Den Rest ließ ich einfach liegen. Als Clara merkte, dass ich keinerlei
Anstalten machte, in das Verlies einzutreten, wurde sie nervös. Sie durchbrach
das Schweigen.
    »Es tut mir
leid, Ihnen wehgetan zu haben«, begann sie. Die Spuren ihres Überfalls waren
noch deutlich auf meinem Kopf zu sehen. »Aber Sie müssen doch verstehen, dass
ich versuche, hier rauszukommen . An meiner Stelle
hätten Sie auch so gehandelt .« Vermutlich hatte sie
damit recht . Und doch spielte es keine Rolle. Denn ich
wäre niemals an ihrer Stelle gewesen. »Bitte sagen Sie doch etwas! Und lassen
Sie mir bitte den Strom. Ich friere entsetzlich. Alles ist schmutzig. In der
Dunkelheit kann ich doch nichts machen .« Ja, die
Dunkelheit war grausamer als allgemein angenommen. Die Dunkelheit verwirrte die
Sinne. Machte selbst den Stärksten mit der Zeit zum hilflosen Individuum. Die
Dunkelheit besiegte alles. Die Intelligenz, den Widerstand, den Willen, die
Persönlichkeit. Die Dunkelheit war Gottes stärkste Waffe. Ich ging wortlos in
die Schleuse, lud den Ballast ab und kam mit einer weiteren Schachtel zurück.
Clara sah mich flehentlich an. Immer wieder hustete sie in die Ärmel ihres
Oberteils. Sie sah wirklich schrecklich aus. Ziemlich ungesund. Und der
vorherrschende Geruch versprach auch nichts Gutes. Ein Gemisch menschlicher und
tierischer Fäkalien, trübes, abgestandenes Wasser, verstreute Essensreste.

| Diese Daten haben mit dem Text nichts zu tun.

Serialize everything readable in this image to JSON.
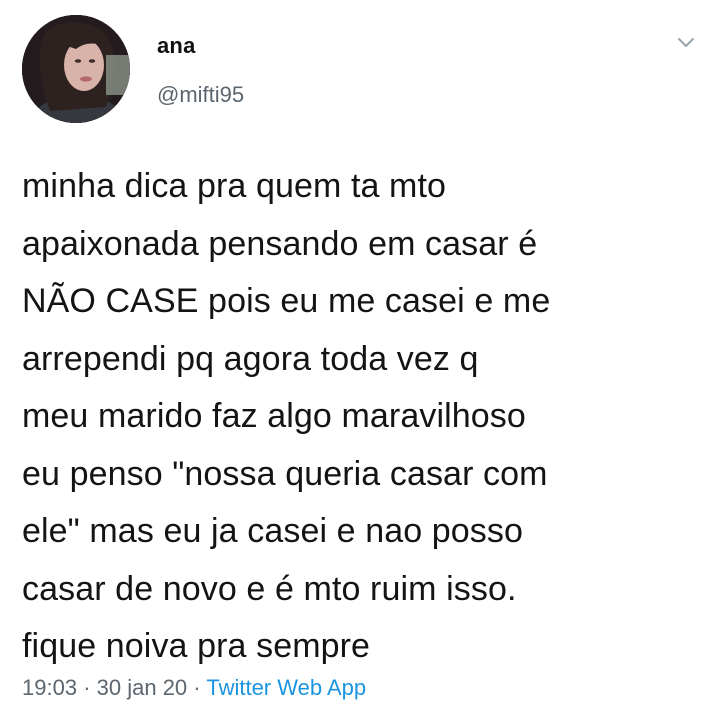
{
  "author": {
    "name": "ana",
    "handle": "@mifti95"
  },
  "tweet": {
    "text": "minha dica pra quem ta mto\napaixonada pensando em casar é\nNÃO CASE pois eu me casei e me\narrependi pq agora toda vez q\nmeu marido faz algo maravilhoso\neu penso \"nossa queria casar com\nele\" mas eu ja casei e nao posso\ncasar de novo e é mto ruim isso.\nfique noiva pra sempre"
  },
  "meta": {
    "time": "19:03",
    "separator": "·",
    "date": "30 jan 20",
    "source": "Twitter Web App"
  },
  "icons": {
    "more": "chevron-down-icon"
  },
  "colors": {
    "text": "#141414",
    "secondary": "#5b6670",
    "link": "#1b95e0",
    "background": "#ffffff"
  }
}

Schon bald würde sie ernsthaft krank werden. Wie hatte ich in meinem
Einführungsbrief geschrieben? » Ich bin kein Arzt . « Ja, die Hygiene war wirklich sehr
wichtig. Vor allem in einem völlig von der Außenwelt abgeschotteten Raum. Clara
sprach weiter.
    »Ich brauche
ein neues Feuerzeug. Und Gaskartuschen. Haben Sie das dabei ?« Sie schaute in die offenen Kartons. »Bitte! Ich brauche dringend etwas Warmes
zu trinken. Drehen Sie den Strom nicht wieder ab !« Jetzt kullerten ihr die Tränen über die Wangen. »Ich werde nichts mehr tun, was
Sie aufregen kann! Versprochen.« Ich blieb stehen und sah ihr in die Augen. Wie
ein reuevolles Kind nahm sie meine Blicke entgegen. In der Hoffnung auf
Vergebung. Doch hier war kein Ort für Vergebung. Hier galt es einzig, eine
Bestimmung zu erfüllen. Und dafür war jedes Mittel recht. Ich wandte mich
wieder von ihr ab und holte die großen Wasserbehälter. Auch die stellte ich vor
die Zelle. Sollte sie selbst zusehen, wie sie da rankam. Initiative war jetzt
gefragt. Sie musste lernen, selbständig zu werden. Die Zeit der Bedienung war
vorbei. Und sie musste auch lernen, mit Schwierigkeiten fertigzuwerden .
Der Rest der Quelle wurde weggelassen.